The direct rays of the mid summer sun mature and mellow as its declination sinks. The earth and atmosphere have warmed enough to maintain the golden glow that is the perfect temperature for ripening. In the transformative warmth, green turns to gold, fruit sweeten and the time of harvest begins.

The dark reaper, whose power is growing by the day, now undertakes her first task. Sickles are sharpened and the sacrifice is made; death comes to the proudly golden corn king, who has been fed by the Sun and Earth, so that we may be fed in our turn.
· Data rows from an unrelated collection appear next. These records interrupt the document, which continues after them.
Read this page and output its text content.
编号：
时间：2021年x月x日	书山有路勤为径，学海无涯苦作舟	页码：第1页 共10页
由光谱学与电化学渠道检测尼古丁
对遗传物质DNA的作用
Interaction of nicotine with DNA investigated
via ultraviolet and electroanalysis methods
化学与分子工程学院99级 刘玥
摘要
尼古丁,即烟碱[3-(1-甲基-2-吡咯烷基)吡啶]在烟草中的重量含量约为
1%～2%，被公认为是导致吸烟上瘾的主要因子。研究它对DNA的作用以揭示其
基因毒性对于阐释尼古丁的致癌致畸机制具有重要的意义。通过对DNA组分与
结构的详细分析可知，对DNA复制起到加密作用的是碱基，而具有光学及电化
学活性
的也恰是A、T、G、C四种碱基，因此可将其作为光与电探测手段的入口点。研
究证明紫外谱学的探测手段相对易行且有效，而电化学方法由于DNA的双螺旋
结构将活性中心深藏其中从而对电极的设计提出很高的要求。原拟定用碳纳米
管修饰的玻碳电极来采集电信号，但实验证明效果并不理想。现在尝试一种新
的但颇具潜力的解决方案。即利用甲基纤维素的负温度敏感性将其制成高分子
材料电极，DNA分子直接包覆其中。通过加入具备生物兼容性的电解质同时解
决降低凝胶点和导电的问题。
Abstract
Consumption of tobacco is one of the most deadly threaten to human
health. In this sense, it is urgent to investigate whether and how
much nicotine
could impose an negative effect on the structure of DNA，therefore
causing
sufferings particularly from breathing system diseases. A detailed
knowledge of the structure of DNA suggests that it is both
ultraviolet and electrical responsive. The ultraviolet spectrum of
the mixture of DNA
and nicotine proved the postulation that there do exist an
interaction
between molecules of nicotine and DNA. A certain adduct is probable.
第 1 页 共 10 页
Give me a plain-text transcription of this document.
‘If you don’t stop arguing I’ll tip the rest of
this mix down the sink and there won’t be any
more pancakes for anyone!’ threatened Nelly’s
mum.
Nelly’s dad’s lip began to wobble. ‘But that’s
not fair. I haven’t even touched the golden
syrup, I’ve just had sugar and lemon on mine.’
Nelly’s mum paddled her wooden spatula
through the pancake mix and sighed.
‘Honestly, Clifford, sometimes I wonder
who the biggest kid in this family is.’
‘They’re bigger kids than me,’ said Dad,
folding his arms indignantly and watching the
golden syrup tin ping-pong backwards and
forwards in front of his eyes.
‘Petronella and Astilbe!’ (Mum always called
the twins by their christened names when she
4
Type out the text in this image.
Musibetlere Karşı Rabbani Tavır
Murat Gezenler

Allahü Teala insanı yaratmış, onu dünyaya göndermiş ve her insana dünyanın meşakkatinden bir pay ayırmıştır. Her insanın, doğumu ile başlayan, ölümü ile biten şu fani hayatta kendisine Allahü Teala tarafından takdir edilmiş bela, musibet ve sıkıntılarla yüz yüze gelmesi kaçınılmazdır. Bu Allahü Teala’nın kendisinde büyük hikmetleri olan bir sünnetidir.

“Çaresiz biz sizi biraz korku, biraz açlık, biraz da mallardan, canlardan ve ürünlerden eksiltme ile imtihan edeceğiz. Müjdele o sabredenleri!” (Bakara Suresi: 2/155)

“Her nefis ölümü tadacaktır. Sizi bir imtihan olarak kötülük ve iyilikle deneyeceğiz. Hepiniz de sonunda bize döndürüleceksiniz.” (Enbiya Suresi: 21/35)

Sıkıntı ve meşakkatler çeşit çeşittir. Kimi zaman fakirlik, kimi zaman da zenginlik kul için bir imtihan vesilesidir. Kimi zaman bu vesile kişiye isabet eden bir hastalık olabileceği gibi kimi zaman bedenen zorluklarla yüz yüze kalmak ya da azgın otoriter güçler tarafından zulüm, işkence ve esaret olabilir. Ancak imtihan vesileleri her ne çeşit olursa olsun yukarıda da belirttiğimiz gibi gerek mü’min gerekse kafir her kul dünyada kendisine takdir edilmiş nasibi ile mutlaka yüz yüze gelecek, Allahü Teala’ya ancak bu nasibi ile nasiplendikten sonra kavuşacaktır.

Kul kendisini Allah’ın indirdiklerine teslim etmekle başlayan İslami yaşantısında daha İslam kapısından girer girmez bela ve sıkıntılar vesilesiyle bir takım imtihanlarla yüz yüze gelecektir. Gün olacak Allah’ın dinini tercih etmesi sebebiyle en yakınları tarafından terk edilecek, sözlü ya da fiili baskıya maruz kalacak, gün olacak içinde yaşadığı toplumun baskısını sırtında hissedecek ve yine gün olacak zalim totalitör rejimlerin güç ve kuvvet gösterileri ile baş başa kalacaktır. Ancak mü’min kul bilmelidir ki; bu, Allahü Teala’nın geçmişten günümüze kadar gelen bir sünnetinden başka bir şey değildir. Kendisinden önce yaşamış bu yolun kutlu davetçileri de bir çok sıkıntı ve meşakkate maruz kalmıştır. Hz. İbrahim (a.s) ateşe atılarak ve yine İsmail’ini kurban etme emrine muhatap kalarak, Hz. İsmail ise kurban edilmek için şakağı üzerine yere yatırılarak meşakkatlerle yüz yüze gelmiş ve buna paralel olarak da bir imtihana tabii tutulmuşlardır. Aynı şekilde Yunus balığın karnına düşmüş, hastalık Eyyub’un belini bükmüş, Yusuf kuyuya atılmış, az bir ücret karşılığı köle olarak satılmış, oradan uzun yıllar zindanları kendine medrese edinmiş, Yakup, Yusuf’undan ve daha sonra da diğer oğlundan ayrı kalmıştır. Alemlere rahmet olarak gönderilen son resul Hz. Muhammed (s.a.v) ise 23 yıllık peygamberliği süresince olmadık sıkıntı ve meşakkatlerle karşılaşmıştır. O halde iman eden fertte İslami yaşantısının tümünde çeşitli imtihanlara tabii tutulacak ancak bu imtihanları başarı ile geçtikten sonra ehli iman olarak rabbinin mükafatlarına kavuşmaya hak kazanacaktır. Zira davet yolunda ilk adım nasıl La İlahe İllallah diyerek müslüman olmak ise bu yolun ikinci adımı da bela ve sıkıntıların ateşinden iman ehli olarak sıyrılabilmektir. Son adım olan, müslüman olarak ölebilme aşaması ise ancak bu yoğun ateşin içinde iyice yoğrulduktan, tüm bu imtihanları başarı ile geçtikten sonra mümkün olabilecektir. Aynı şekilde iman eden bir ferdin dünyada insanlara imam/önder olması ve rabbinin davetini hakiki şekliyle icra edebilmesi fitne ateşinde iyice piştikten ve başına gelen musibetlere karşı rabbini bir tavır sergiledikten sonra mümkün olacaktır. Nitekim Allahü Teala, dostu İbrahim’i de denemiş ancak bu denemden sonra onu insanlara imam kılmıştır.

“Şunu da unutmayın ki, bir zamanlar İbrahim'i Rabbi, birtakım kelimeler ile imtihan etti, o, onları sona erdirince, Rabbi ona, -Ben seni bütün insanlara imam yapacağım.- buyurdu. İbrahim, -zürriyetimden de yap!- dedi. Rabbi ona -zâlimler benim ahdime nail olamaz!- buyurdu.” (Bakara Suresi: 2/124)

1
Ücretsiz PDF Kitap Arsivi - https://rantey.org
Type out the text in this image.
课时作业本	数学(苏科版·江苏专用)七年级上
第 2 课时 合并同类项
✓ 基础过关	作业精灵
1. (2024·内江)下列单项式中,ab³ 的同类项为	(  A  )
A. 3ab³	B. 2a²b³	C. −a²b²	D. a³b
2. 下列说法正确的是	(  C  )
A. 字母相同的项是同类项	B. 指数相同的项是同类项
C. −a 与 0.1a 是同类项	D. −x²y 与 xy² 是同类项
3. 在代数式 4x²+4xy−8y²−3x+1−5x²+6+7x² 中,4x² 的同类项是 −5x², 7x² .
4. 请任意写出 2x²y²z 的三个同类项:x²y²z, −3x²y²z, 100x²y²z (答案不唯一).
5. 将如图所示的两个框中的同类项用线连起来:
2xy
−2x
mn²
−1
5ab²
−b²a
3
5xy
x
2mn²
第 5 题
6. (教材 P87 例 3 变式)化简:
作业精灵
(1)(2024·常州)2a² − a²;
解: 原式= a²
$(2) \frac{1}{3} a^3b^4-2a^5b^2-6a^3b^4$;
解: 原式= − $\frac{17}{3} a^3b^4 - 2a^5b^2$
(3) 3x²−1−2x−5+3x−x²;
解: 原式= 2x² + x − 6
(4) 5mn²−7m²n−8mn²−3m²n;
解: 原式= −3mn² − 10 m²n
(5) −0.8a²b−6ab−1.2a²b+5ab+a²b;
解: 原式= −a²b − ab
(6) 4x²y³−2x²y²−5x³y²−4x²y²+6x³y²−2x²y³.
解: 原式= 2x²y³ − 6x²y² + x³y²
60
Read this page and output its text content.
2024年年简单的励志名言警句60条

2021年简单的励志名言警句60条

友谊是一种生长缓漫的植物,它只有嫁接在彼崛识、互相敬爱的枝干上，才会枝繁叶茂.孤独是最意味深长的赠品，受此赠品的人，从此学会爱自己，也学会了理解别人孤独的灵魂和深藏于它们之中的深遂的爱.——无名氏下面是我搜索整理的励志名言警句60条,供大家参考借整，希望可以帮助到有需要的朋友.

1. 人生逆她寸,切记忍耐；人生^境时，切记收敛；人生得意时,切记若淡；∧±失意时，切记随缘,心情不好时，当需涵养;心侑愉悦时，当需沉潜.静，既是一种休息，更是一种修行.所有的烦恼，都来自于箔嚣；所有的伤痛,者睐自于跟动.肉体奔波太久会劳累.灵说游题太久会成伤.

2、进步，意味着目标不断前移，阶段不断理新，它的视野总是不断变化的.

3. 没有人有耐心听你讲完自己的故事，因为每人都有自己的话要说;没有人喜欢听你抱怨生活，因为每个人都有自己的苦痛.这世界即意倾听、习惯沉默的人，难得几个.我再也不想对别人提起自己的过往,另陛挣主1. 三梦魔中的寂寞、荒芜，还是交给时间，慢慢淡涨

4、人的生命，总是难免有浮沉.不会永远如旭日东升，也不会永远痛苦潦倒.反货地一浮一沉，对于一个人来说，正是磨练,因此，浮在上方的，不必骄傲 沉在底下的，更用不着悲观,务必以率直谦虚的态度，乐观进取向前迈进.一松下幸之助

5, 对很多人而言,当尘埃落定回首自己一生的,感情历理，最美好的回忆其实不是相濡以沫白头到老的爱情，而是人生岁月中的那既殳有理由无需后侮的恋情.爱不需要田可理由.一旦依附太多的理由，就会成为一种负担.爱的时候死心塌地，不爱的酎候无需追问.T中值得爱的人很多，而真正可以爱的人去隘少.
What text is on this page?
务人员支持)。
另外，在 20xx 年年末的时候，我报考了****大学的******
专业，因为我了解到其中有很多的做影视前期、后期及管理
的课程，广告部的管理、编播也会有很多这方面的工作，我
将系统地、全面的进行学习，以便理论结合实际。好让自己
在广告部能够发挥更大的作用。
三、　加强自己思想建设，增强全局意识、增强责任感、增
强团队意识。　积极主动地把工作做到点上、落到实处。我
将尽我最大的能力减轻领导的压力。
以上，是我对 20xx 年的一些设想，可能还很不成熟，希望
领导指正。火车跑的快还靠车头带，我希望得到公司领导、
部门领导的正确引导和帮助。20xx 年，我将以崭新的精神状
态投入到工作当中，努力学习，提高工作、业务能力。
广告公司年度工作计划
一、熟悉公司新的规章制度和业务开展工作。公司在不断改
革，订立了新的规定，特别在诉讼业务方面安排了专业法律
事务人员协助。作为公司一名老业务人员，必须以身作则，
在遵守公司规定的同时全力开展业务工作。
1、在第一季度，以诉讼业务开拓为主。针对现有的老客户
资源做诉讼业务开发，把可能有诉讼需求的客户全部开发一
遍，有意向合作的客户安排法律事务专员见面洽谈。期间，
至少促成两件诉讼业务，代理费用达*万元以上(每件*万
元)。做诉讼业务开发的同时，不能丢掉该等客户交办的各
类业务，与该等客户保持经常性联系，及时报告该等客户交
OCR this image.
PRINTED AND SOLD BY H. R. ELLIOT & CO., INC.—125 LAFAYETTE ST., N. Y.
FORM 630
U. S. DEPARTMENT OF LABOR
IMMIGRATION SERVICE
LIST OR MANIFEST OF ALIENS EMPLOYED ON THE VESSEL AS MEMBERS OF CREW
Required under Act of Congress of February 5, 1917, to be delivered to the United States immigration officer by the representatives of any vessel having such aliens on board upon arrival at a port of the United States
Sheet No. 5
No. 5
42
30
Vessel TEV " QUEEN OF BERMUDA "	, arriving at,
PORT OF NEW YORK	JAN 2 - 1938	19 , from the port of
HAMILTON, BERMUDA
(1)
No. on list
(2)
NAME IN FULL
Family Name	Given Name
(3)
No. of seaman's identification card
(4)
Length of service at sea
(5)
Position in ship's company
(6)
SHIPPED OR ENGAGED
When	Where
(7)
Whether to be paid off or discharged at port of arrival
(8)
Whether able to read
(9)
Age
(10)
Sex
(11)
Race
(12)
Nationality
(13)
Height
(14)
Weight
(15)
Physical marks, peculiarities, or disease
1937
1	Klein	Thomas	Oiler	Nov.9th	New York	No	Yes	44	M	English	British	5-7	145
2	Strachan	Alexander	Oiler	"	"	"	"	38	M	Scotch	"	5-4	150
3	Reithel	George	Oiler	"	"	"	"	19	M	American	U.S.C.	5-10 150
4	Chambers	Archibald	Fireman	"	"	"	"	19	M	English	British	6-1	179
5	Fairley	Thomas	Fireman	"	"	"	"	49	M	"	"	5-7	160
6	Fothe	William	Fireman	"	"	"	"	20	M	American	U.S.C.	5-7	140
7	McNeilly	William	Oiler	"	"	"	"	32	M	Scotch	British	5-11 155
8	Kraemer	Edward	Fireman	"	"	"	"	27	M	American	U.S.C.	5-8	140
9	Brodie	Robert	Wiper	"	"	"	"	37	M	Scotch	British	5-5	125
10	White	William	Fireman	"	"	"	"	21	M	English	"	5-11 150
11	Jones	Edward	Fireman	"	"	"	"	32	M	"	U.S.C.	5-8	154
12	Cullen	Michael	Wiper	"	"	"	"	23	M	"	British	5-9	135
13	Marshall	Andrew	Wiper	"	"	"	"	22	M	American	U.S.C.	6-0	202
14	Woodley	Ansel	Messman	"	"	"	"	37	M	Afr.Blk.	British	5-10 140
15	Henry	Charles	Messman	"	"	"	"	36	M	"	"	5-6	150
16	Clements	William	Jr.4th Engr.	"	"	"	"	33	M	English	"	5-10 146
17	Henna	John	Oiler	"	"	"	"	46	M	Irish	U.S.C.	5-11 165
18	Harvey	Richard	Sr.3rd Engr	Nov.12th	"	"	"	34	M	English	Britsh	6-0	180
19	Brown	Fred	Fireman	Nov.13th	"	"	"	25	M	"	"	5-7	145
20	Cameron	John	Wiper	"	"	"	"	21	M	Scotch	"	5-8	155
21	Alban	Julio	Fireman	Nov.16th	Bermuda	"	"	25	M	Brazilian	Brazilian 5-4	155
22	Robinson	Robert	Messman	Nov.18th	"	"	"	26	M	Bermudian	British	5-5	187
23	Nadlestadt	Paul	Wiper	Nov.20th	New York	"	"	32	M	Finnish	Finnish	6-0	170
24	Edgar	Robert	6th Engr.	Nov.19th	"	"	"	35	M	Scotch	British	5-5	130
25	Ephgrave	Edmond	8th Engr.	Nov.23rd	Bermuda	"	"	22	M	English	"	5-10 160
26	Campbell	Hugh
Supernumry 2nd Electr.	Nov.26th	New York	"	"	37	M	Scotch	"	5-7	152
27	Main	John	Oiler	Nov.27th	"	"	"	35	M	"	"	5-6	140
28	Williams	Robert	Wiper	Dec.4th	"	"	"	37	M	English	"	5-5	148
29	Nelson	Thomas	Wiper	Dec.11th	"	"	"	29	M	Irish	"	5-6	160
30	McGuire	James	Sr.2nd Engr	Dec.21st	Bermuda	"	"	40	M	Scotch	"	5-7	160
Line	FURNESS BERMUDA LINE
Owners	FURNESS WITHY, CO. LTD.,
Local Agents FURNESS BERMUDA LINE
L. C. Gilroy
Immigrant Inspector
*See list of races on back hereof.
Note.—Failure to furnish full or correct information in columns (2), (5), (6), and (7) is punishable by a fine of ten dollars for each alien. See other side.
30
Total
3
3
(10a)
Such a task was surrounded in olden days by ritual and ceremony; the king’s rebirth the following spring was dependent on their efficacy.  Potent, manly strength would be in demand during the weeks to come when the harvest had not only to be reaped but also stacked and stored safely for winter use and so it was that tests of strength and skill were held in honour of Lugh of the Shining Spear, the Celtic god of light who gave his name to this festival’s alternative title of Lughnasadh. If arm-wrestling is not to your taste, then weave a corn dolly from stalks of corn and keep it to carry the life spirit through the winter or make a special loaf of bread, to be enjoyed in a Lammas or loaf mass feast. Hopefully you will be able to enjoy it whilst basking in a warm glow of satisfaction at the reaping of your bountiful harvest.